Statement Fee: A statement fee is charged monthly for the statistical information that the processing bank provides. This information includes totals, a list of single payments, and are handy to keep track of incomes and expenses.
Support Fee: A support fee is generally charged on an annual basis for the support and information services rendered by the merchant account provider. After paying this fee, the e-Commerce merchant then has the privilege of being able to turn to the provider if they ever need any help or support. Luckily, some providers offer this free of charge.
Terminated Merchant File (TMF): This is a status of an e-Commerce merchant which makes it very difficult for a merchant to apply for and get approved for another merchant account at a different bank or merchant services provider. This status is usually acquired as the result of abuse or not complying with the rules, guidelines, terms and policies set by the provider.

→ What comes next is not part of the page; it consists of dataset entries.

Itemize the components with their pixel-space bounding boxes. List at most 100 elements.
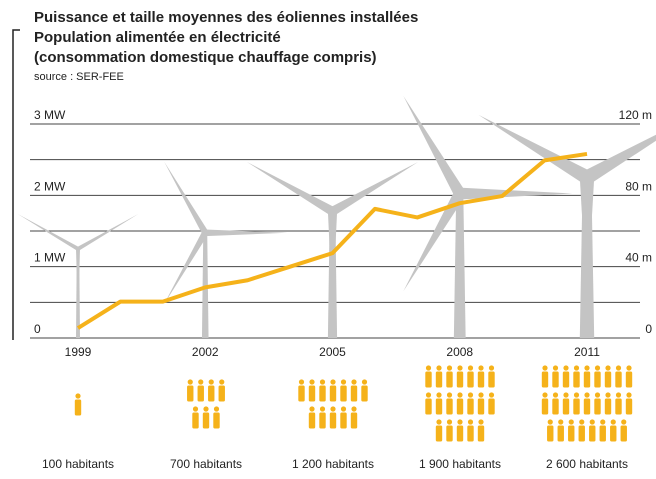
- icon-body: [589, 426, 595, 442]
- y-tick-label: 0: [34, 322, 41, 336]
- icon-head: [478, 419, 483, 424]
- icon-body: [319, 386, 325, 402]
- icon-head: [595, 365, 600, 370]
- icon-body: [425, 399, 431, 415]
- icon-head: [309, 379, 314, 384]
- icon-body: [187, 386, 193, 402]
- icon-head: [426, 365, 431, 370]
- chart-title: Puissance et taille moyennes des éolienn…: [34, 9, 418, 26]
- icon-body: [584, 372, 590, 388]
- y2-tick-label: 40 m: [625, 251, 652, 265]
- icon-body: [573, 372, 579, 388]
- icon-body: [457, 426, 463, 442]
- icon-head: [611, 419, 616, 424]
- icon-body: [615, 399, 621, 415]
- icon-body: [605, 399, 611, 415]
- icon-head: [214, 406, 219, 411]
- icon-head: [457, 365, 462, 370]
- icon-head: [558, 419, 563, 424]
- person-icon: [615, 392, 621, 414]
- icon-body: [547, 426, 553, 442]
- person-icon: [425, 392, 431, 414]
- x-tick-label: 2008: [446, 345, 473, 359]
- icon-body: [351, 413, 357, 429]
- turbine-blade: [583, 115, 656, 184]
- person-icon: [478, 392, 484, 414]
- icon-body: [330, 413, 336, 429]
- icon-body: [340, 413, 346, 429]
- icon-head: [447, 419, 452, 424]
- icon-body: [467, 372, 473, 388]
- person-icon: [203, 406, 209, 428]
- person-icon: [600, 419, 606, 441]
- icon-body: [309, 386, 315, 402]
- chart: Puissance et taille moyennes des éolienn…: [0, 0, 656, 474]
- icon-head: [595, 392, 600, 397]
- icon-body: [478, 426, 484, 442]
- icon-head: [553, 392, 558, 397]
- population-label: 700 habitants: [170, 457, 242, 471]
- icon-head: [590, 419, 595, 424]
- icon-body: [351, 386, 357, 402]
- person-icon: [457, 419, 463, 441]
- icon-head: [548, 419, 553, 424]
- person-icon: [192, 406, 198, 428]
- person-icon: [213, 406, 219, 428]
- person-icon: [573, 392, 579, 414]
- y2-tick-label: 0: [645, 322, 652, 336]
- person-icon: [467, 392, 473, 414]
- x-tick-label: 2002: [192, 345, 219, 359]
- icon-head: [436, 365, 441, 370]
- person-icon: [478, 365, 484, 387]
- icon-body: [298, 386, 304, 402]
- icon-body: [542, 399, 548, 415]
- icon-body: [563, 399, 569, 415]
- turbine-blade: [205, 229, 287, 236]
- person-icon: [219, 379, 225, 401]
- person-icon: [446, 419, 452, 441]
- icon-head: [489, 392, 494, 397]
- icon-head: [341, 406, 346, 411]
- turbine-blade: [460, 188, 573, 200]
- icon-head: [574, 392, 579, 397]
- icon-head: [447, 365, 452, 370]
- turbine-blade: [164, 162, 208, 235]
- icon-head: [569, 419, 574, 424]
- icon-head: [600, 419, 605, 424]
- person-icon: [542, 392, 548, 414]
- icon-body: [579, 426, 585, 442]
- icon-head: [320, 379, 325, 384]
- icon-body: [213, 413, 219, 429]
- turbine-blade: [403, 96, 464, 197]
- person-icon: [309, 379, 315, 401]
- person-icon: [552, 392, 558, 414]
- person-icon: [446, 392, 452, 414]
- icon-head: [436, 419, 441, 424]
- y2-tick-label: 120 m: [619, 108, 652, 122]
- icon-body: [594, 372, 600, 388]
- icon-head: [626, 365, 631, 370]
- y-tick-label: 1 MW: [34, 251, 66, 265]
- person-icon: [319, 406, 325, 428]
- icon-head: [621, 419, 626, 424]
- icon-body: [75, 400, 81, 416]
- person-icon: [605, 392, 611, 414]
- population-label: 1 900 habitants: [419, 457, 501, 471]
- person-icon: [187, 379, 193, 401]
- icon-body: [219, 386, 225, 402]
- population-label: 2 600 habitants: [546, 457, 628, 471]
- icon-body: [478, 372, 484, 388]
- person-icon: [361, 379, 367, 401]
- icon-head: [203, 406, 208, 411]
- person-icon: [446, 365, 452, 387]
- icon-body: [467, 426, 473, 442]
- person-icon: [309, 406, 315, 428]
- icon-body: [558, 426, 564, 442]
- icon-body: [478, 399, 484, 415]
- icon-body: [340, 386, 346, 402]
- person-icon: [594, 392, 600, 414]
- person-icon: [351, 406, 357, 428]
- icon-head: [579, 419, 584, 424]
- person-icon: [478, 419, 484, 441]
- person-icon: [552, 365, 558, 387]
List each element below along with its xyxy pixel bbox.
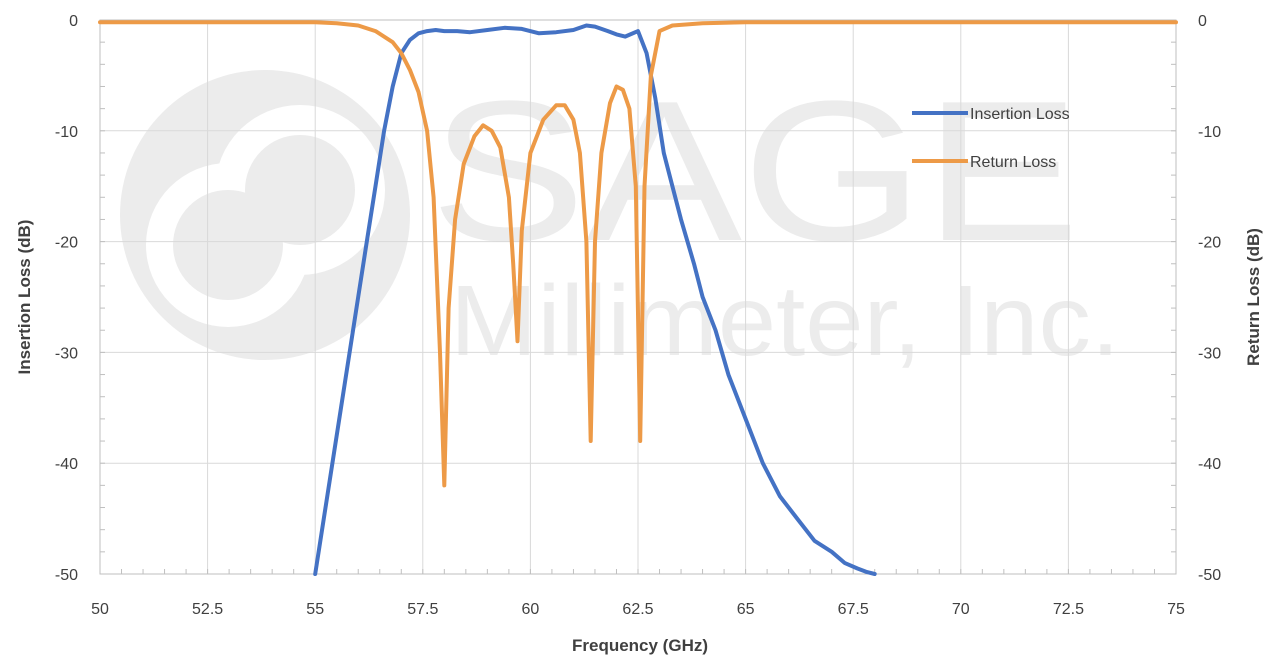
series-line-return-loss [98,20,1178,488]
y-left-tick-label: -50 [55,567,78,584]
x-tick-label: 67.5 [838,601,869,618]
watermark: SAGE Millimeter, Inc. [120,60,1120,377]
x-tick-label: 62.5 [622,601,653,618]
series-group [98,20,1178,576]
y-right-tick-label: 0 [1198,13,1207,30]
x-tick-label: 70 [952,601,970,618]
x-tick-label: 60 [522,601,540,618]
watermark-logo [120,70,410,360]
x-tick-label: 72.5 [1053,601,1084,618]
plot-frame [99,19,1177,575]
y-right-tick-label: -20 [1198,235,1221,252]
y-right-tick-label: -50 [1198,567,1221,584]
x-tick-label: 55 [306,601,324,618]
y-right-tick-label: -10 [1198,124,1221,141]
x-tick-label: 57.5 [407,601,438,618]
legend-label-insertion-loss: Insertion Loss [970,106,1070,123]
y-left-tick-label: -20 [55,235,78,252]
x-tick-label: 52.5 [192,601,223,618]
y-right-tick-label: -40 [1198,456,1221,473]
y-right-tick-label: -30 [1198,345,1221,362]
watermark-title: SAGE [430,60,1080,283]
y-left-tick-label: -10 [55,124,78,141]
x-tick-label: 75 [1167,601,1185,618]
series-line-insertion-loss [313,23,877,576]
x-tick-label: 65 [737,601,755,618]
chart-axes [99,19,1177,575]
x-axis-title: Frequency (GHz) [572,636,708,655]
legend-label-return-loss: Return Loss [970,154,1056,171]
y-axis-left-title: Insertion Loss (dB) [15,220,34,375]
y-left-tick-label: -40 [55,456,78,473]
tick-labels: 50 52.5 55 57.5 60 62.5 65 67.5 70 72.5 75 0 0 -10 -10… [55,13,1221,618]
x-tick-label: 50 [91,601,109,618]
watermark-subtitle: Millimeter, Inc. [450,265,1120,377]
y-left-tick-label: 0 [69,13,78,30]
y-left-tick-label: -30 [55,345,78,362]
legend: Insertion Loss Return Loss [912,106,1070,171]
y-axis-right-title: Return Loss (dB) [1244,228,1263,366]
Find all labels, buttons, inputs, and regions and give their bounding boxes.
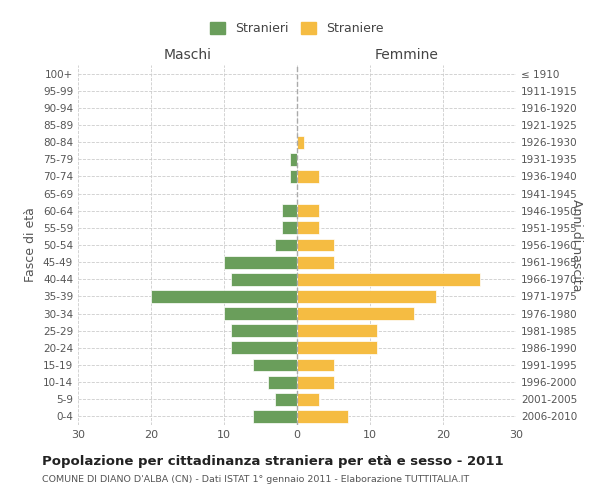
Bar (224, 307, 297, 320)
Bar (283, 222, 297, 234)
Bar (297, 376, 334, 388)
Bar (283, 204, 297, 217)
Bar (297, 136, 304, 148)
Bar (297, 256, 334, 268)
Bar (297, 170, 319, 183)
Bar (297, 290, 436, 303)
Bar (297, 307, 414, 320)
Text: Femmine: Femmine (374, 48, 439, 62)
Bar (275, 393, 297, 406)
Text: COMUNE DI DIANO D'ALBA (CN) - Dati ISTAT 1° gennaio 2011 - Elaborazione TUTTITAL: COMUNE DI DIANO D'ALBA (CN) - Dati ISTAT… (42, 475, 469, 484)
Y-axis label: Anni di nascita: Anni di nascita (570, 198, 583, 291)
Bar (275, 238, 297, 252)
Bar (297, 393, 319, 406)
Bar (290, 170, 297, 183)
Bar (253, 358, 297, 372)
Bar (297, 222, 319, 234)
Bar (268, 376, 297, 388)
Bar (224, 256, 297, 268)
Bar (297, 410, 348, 423)
Bar (253, 410, 297, 423)
Bar (232, 342, 297, 354)
Text: Maschi: Maschi (163, 48, 212, 62)
Bar (297, 273, 479, 285)
Bar (297, 204, 319, 217)
Bar (297, 358, 334, 372)
Bar (297, 342, 377, 354)
Text: Popolazione per cittadinanza straniera per età e sesso - 2011: Popolazione per cittadinanza straniera p… (42, 455, 503, 468)
Bar (232, 273, 297, 285)
Legend: Stranieri, Straniere: Stranieri, Straniere (205, 18, 389, 40)
Bar (297, 238, 334, 252)
Bar (297, 324, 377, 337)
Bar (151, 290, 297, 303)
Y-axis label: Fasce di età: Fasce di età (25, 208, 37, 282)
Bar (232, 324, 297, 337)
Bar (290, 153, 297, 166)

Third Party Merchant Account: This is an account in which a number of e-Commerce merchants share one account simultaneously. One credit card processing service will typically offer a variety of third party schemes, offering different types of businesses the best conditions for them and their e-Commerce.
Transaction Fee: A transaction fee is charged on a per-transaction basis, regardless of the amount of money being processed.
Virtual Terminal (VT): A virtual terminal or VT is an application system used to host terminals on the Internet for multiple users. They allow e-Commerce merchants to remotely connect to their credit card payment gateways to conduct a transaction, gather information or verify credit card details.
Volume Cap/Minimum: Although some account providers do not have these, this is the maximum/minimum amount of money that has to be processed by an e-Commerce merchant’s payment gateway each month. A merchant can be terminated for not meeting these requirements.
Wire Transfer Fee: A wire transfer fee is charged when an e-Commerce merchant wishes to get his/her revenue transferred to another local or international bank.